Tag Archives: mudzakarah perhajian

Setoran Awal Dana Haji Biayai Jemaah Lain: MUI Haramkan, Mudzakarah Bolehkan



Jakarta

Mudzakarah Perhajian Indonesia yang baru saja selesai digelar di Bandung menghasilkan sejumlah keputusan penting yang akan berdampak signifikan pada penyelenggaraan ibadah haji tahun-tahun mendatang. Pertemuan yang dihadiri para ahli fikih, akademisi, dan praktisi haji ini menghasilkan beberapa keputusan hukum terkait pelaksanaan ibadah haji.

Salah satu keputusan penting yang dihasilkan adalah terkait pemanfaatan hasil investasi dana setoran awal Biaya Penyelenggaraan Ibadah Haji (BPIH). Para peserta mudzakarah sepakat bahwa penggunaan hasil investasi tersebut untuk membiayai penyelenggaraan ibadah haji jemaah lain hukumnya diperbolehkan.

“Hukum memanfaatkan hasil investasi Setoran Awal BPIH calon jemaah haji untuk membiayai penyelenggaraan ibadah haji jemaah lain adalah mubah,” kata KH Aris Ni’matullah, salah satu peserta Mudzakarah dari Pesantren Buntet Cirebon, pada upacara penutupan, Sabtu (9/11/2024).

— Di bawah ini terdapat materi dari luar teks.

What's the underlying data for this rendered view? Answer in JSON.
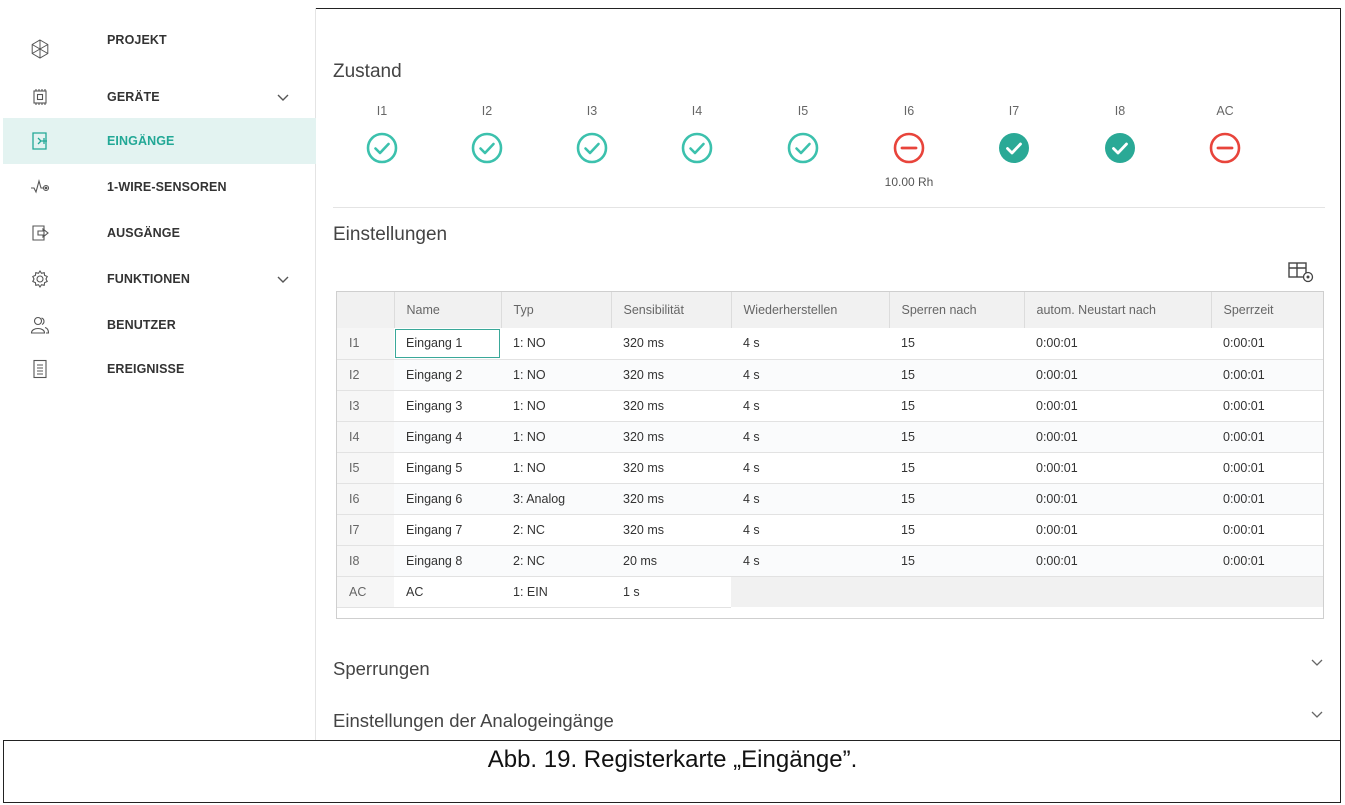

Menurut KH Aris Ni’matullah, persentase penggunaan hasil investasi dana haji harus ditentukan secara hati-hati. Tujuannya agar menguntungkan semua pihak, baik jemaah haji yang sedang menunggu maupun yang akan berangkat. Selain itu, pengelolaan dana haji juga harus berkelanjutan agar hak semua jemaah terjamin.

“Presentasi pemanfaatan juga harus memastikan sustainabilitas dana haji dalam jangka panjang. Sehingga memberikan jaminan keamanan hak-hak jemaah haji daftar tunggu dan keringanan jemaah haji yang akan berangkat pada tahun berjalan,” tuturnya.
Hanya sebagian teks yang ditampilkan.